Part of the problem is that Claims Management Companies (CMCs) and Personal Injury (PI) lawyers have been allowed to pay so-called ‘referral fees’. They were allowed to pay these by law to credit hire companies, garage repair shops, assessors and others – essentially anyone who had knowledge of a motorist involved in a road traffic accident. They were also able to fund these payments because the fixed fees payable to lawyers dealing with PI cases were and remain far too high. At their peak referral fees themselves were averaging around £800 per case.

The call to action

AXA has long supported calls for the Government to implement the entirety of Lord Justice Jackson’s reforms to civil litigation in the UK. It also saw that referral fees had become a totemic issue albeit not the silver bullet required to resolve the entire issue around increasing costs of PI claims in the UK and the rampant compensation culture that was emerging. In order to move the agenda on, focus the attention of policymakers and media audiences AXA, with the support and counsel of Cicero, took the decision on 28 June 2011 to announce a unilateral ban on referral fees. Henceforth the company would not accept referral fees from personal injury lawyers.

The outcome

Over the coming months AXA’s CEO, Paul Evans, appeared before the Transport Select Committee to give evidence, the PM announced a Number 10 summit to look at the issue of the rising cost of car insurance and Justine Greening, then Transport Secretary organised an interdepartmental meeting with industry.
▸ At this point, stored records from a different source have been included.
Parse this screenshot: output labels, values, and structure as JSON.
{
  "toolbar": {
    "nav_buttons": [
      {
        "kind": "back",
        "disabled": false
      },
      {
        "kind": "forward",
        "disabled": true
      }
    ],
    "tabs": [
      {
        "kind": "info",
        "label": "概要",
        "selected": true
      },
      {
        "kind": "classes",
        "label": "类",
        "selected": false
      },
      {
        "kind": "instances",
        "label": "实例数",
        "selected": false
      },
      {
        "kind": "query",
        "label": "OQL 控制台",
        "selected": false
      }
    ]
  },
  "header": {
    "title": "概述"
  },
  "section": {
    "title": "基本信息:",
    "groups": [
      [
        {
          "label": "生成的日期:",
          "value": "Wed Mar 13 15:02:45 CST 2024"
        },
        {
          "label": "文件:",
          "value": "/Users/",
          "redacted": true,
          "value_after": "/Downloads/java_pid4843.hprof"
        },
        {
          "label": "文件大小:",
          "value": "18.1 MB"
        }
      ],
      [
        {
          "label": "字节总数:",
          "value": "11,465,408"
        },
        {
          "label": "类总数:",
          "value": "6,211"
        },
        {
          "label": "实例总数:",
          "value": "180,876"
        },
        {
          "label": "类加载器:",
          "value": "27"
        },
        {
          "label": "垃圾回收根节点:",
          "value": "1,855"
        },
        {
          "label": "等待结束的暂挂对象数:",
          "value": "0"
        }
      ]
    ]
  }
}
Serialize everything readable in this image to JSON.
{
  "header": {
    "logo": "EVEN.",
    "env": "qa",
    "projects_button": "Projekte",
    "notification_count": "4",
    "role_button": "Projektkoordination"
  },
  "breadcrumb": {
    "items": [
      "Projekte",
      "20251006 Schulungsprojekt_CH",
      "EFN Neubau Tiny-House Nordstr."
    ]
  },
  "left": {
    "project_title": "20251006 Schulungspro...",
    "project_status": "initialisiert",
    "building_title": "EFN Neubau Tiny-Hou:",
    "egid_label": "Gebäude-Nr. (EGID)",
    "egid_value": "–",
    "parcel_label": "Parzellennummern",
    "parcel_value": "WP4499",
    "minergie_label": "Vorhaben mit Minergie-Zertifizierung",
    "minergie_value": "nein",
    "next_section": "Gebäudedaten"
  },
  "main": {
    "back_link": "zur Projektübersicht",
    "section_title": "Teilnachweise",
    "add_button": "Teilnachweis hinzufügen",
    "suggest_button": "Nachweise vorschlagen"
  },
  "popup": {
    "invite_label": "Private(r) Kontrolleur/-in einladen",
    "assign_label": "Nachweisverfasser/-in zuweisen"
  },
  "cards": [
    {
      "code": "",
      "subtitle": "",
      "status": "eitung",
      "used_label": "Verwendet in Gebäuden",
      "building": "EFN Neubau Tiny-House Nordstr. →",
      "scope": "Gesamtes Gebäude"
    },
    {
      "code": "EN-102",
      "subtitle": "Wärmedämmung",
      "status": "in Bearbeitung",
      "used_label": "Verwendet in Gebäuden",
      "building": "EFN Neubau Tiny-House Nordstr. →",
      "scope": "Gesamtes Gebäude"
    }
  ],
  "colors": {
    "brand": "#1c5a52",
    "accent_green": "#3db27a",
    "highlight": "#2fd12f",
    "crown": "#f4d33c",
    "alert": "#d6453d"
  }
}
On 1 May 2012 the Legal Aid, Sentencing and Punishment of Offenders Act gained Royal Assent and included an explicit ban on referral fee payments.

The future

Cicero continues to work closely with our client to realise the full implementation of the Jackson reforms and to ensure that excessive costs are stripped out of the compensation process. The aim is to ensure that genuine claims can be met speedily and appropriately recompensed whilst lowering costs for the tens of millions of drivers in the UK.